Monitoring blood pressure can be challenging. Does one high reading mean that one has hypertension? The short answer is no, because blood pressure readings can be volatile and can fluctuate. Blood pressure is affected by activity, stress and your surroundings, particularly the surroundings of a doctor’s office. Therefore, it seems wise to gather several measurements in different situations and times of day in order to establish an average. The new guideline emphasizes that an average should be based on at least 2 readings obtained on at least 2 occasions to estimate an individual’s level of blood pressure. Out-of-office and self-monitoring of blood pressure measurements are recommended to confirm the diagnosis of hypertension, as well as determine the appropriate dosage of medication.
Based on the new research, there are specific guidelines to manage the various scenarios.
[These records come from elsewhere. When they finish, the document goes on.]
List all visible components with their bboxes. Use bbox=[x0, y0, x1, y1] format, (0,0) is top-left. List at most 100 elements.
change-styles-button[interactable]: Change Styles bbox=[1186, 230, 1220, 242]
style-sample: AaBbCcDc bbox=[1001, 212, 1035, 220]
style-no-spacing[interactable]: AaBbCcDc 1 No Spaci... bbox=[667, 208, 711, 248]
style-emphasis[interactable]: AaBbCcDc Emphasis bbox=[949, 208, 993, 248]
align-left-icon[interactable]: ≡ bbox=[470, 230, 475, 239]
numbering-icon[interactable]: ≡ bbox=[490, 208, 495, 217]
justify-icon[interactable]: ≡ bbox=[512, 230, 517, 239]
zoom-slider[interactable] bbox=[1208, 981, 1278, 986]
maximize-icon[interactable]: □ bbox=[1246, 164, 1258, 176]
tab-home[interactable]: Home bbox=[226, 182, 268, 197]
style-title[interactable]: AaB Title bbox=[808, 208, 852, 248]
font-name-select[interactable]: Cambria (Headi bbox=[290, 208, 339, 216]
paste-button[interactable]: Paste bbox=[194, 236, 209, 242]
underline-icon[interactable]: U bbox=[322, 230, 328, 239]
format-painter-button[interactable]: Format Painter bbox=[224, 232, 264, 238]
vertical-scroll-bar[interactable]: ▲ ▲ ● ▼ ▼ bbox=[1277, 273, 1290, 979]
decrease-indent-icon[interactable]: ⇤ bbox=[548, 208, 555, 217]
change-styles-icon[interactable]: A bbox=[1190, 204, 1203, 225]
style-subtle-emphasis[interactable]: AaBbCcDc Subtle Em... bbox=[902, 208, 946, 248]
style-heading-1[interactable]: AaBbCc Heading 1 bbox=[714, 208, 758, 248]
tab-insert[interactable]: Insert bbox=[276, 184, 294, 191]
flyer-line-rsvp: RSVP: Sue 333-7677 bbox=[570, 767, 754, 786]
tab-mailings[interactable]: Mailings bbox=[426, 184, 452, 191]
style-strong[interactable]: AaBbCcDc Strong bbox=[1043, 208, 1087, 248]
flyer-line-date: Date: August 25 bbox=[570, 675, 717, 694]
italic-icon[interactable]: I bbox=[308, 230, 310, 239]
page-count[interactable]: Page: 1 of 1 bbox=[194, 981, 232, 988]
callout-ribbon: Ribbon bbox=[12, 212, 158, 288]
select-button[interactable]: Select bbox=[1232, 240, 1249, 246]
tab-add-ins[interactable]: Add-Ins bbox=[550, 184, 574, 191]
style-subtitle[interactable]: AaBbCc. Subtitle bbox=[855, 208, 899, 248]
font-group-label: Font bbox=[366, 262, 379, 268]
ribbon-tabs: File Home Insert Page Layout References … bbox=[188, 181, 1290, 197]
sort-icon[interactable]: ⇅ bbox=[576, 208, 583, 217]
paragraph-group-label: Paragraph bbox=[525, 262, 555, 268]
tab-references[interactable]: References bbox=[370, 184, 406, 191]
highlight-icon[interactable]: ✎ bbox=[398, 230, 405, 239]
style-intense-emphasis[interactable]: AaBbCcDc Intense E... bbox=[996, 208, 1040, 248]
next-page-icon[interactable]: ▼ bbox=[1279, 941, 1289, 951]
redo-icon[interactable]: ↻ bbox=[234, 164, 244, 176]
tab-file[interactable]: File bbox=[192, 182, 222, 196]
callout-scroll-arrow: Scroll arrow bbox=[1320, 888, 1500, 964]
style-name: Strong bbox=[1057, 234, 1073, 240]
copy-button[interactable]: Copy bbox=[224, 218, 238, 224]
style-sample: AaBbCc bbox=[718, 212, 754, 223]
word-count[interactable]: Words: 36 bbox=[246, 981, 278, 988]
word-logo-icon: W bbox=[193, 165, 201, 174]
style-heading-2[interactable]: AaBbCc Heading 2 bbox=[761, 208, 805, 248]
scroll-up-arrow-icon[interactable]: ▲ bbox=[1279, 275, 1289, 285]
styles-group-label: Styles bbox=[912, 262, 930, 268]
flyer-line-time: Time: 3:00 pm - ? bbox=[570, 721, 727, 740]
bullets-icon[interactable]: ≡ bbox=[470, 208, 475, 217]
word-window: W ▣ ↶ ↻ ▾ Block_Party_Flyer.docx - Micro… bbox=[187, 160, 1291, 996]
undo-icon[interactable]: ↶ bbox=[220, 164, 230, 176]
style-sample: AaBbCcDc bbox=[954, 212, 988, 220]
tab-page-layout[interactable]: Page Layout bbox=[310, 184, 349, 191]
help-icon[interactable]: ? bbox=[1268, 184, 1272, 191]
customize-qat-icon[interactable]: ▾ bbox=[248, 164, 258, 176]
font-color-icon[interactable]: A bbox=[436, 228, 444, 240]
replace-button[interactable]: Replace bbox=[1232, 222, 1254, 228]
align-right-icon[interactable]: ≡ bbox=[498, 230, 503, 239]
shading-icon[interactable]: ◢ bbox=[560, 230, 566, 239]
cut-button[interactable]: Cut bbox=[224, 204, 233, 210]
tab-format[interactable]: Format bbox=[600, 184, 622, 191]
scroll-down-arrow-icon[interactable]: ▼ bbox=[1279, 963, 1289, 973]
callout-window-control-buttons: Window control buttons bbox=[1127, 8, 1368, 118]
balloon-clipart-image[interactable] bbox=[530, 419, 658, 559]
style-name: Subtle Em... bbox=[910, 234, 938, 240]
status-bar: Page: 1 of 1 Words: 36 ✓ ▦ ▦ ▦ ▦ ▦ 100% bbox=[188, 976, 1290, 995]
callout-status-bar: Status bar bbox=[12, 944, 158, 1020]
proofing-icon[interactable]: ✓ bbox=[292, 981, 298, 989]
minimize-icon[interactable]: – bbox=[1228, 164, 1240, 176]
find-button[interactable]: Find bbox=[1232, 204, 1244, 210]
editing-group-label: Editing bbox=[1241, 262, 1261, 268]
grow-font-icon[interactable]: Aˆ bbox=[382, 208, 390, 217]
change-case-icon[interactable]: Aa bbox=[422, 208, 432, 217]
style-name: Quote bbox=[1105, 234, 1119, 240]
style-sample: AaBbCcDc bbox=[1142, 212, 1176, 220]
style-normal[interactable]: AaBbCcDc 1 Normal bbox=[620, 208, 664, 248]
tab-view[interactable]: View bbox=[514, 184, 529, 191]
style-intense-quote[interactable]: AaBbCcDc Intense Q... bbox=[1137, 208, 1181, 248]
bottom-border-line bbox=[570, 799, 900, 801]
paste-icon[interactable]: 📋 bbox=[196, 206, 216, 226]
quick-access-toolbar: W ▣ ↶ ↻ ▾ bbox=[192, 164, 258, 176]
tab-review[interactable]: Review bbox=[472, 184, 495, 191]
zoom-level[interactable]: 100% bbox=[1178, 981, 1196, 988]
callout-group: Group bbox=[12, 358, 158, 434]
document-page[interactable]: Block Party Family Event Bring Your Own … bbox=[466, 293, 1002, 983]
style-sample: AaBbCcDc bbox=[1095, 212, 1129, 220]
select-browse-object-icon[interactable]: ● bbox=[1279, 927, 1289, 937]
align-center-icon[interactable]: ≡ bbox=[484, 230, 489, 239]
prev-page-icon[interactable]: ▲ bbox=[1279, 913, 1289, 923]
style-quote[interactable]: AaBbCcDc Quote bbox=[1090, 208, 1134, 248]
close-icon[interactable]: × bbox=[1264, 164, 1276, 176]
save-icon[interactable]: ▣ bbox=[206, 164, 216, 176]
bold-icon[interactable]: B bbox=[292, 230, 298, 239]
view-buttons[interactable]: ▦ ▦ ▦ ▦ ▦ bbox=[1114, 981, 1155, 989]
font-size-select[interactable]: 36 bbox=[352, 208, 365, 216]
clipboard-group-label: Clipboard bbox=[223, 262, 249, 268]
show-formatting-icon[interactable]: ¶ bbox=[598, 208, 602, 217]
The guidelines recommend in low-risk adults with elevated blood pressure or stage 1 hypertension with low cardiovascular risk, blood pressure should be repeated after 3-6 months of nonpharmacologic therapy. Adults with stage 1 hypertension and high cardiovascular risk should be managed with both nonpharmacologic and antihypertensive drug therapy with repeated blood pressure measures in 1 month. Adults with stage 2 hypertension should be evaluated by a primary care provider within 1 month of initial diagnosis and be treated with a combination of nonpharmacologic therapy and 2 antihypertensive drugs of different classes with repeat blood pressure evaluation in 1 month. For adults with a very high average blood pressure (e.g., ≥160 mm Hg or diastolic blood pressure ≥100 mm Hg), prompt evaluation and drug treatment followed by careful monitoring and upward dose adjustment is recommended.2
The new guidelines also offer advice on the types of medications that are most effective and what type of medicine should be used with each population depending on race and past medical history. The bottom line that is every adult with hypertension should have a clear, detailed, and current evidence-based plan of care that ensures the achievement of treatment and self-management goals; effective management of comorbid conditions; and timely follow-up with the healthcare team. Effective behavioral and motivational strategies are recommended to promote lifestyle modification. A structured multi-disciplinary approach including a physician, nurse, and pharmacist collaborative model is recommended, along with integrating home-based monitoring and telehealth interventions. 2
If you are having difficulty starting an exercise program because of pain or limitation, consider consulting with a physical therapist to improve your ability to access the heart healthy power of exercise and physical activity.